Besaran uang yang disetorkan korban bervariasi, mulai dari sekitar Rp2 juta hingga Rp3 juta per orang.
“Para korban sudah menyetor uang bervariasi, ada Rp2 jutaan dan ada yang lebih,” tegasnya.
Namun, setelah uang diserahkan, pekerjaan yang dijanjikan kepada para korban diduga tidak kunjung terealisasi. Merasa dirugikan, korban kemudian melaporkan persoalan tersebut kepada pihak kepolisian.
Jumlah korban yang melapor disebut terus bertambah. Karena itu, penanganan perkara kemudian diambil alih oleh Satreskrim Polres Seluma untuk dilakukan penyelidikan dan penyidikan lebih lanjut.
Atas kasus tersebut, MD dijerat dengan Pasal 378 KUHP tentang Penipuan dan/atau Pasal 372 KUHP tentang Penggelapan, dengan ancaman hukuman maksimal empat tahun penjara.
Saat ini, MD ditahan di Mapolres Seluma untuk menjalani proses hukum.
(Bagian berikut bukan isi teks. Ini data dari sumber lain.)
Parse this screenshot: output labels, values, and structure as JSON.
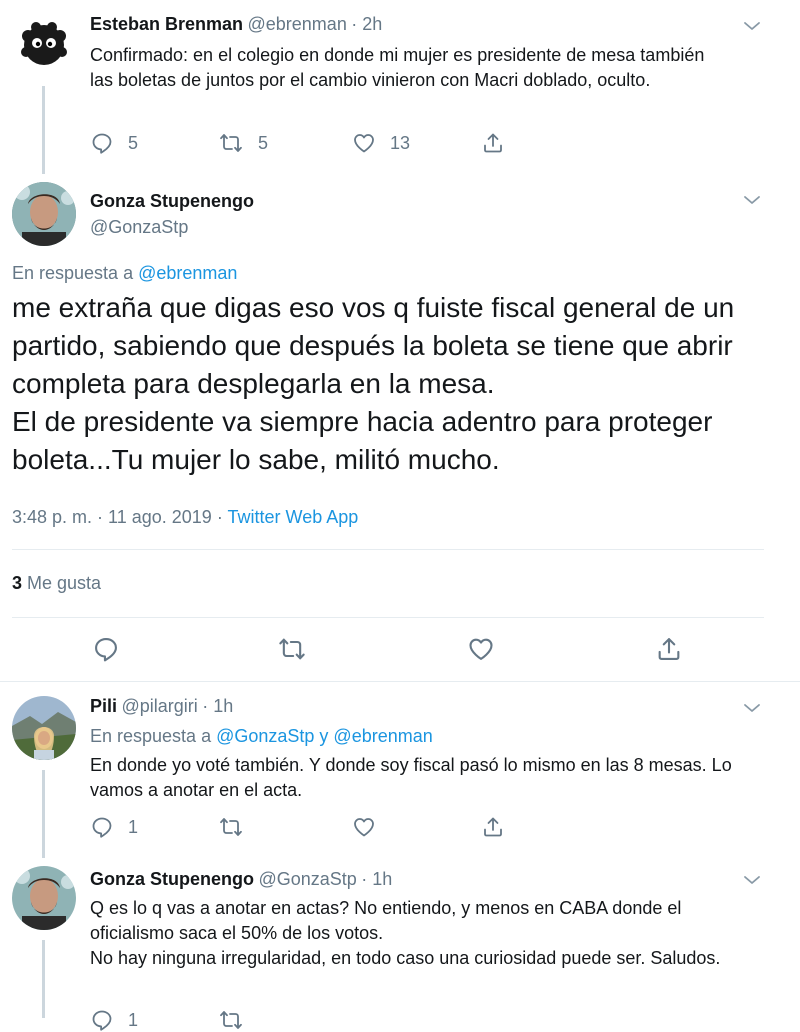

Mengingat tersangka masih berstatus sebagai kepala desa aktif, Polres Seluma juga telah berkoordinasi dengan Pemerintah Kabupaten Seluma terkait status jabatannya.
Kasat Reskrim Polres Seluma memastikan proses penyidikan masih terus berjalan. Polisi masih mendalami total kerugian yang dialami para korban serta kemungkinan adanya korban lain dalam perkara tersebut.
Polisi juga masih mengumpulkan alat bukti dan keterangan para pihak untuk mengungkap perkara tersebut secara menyeluruh.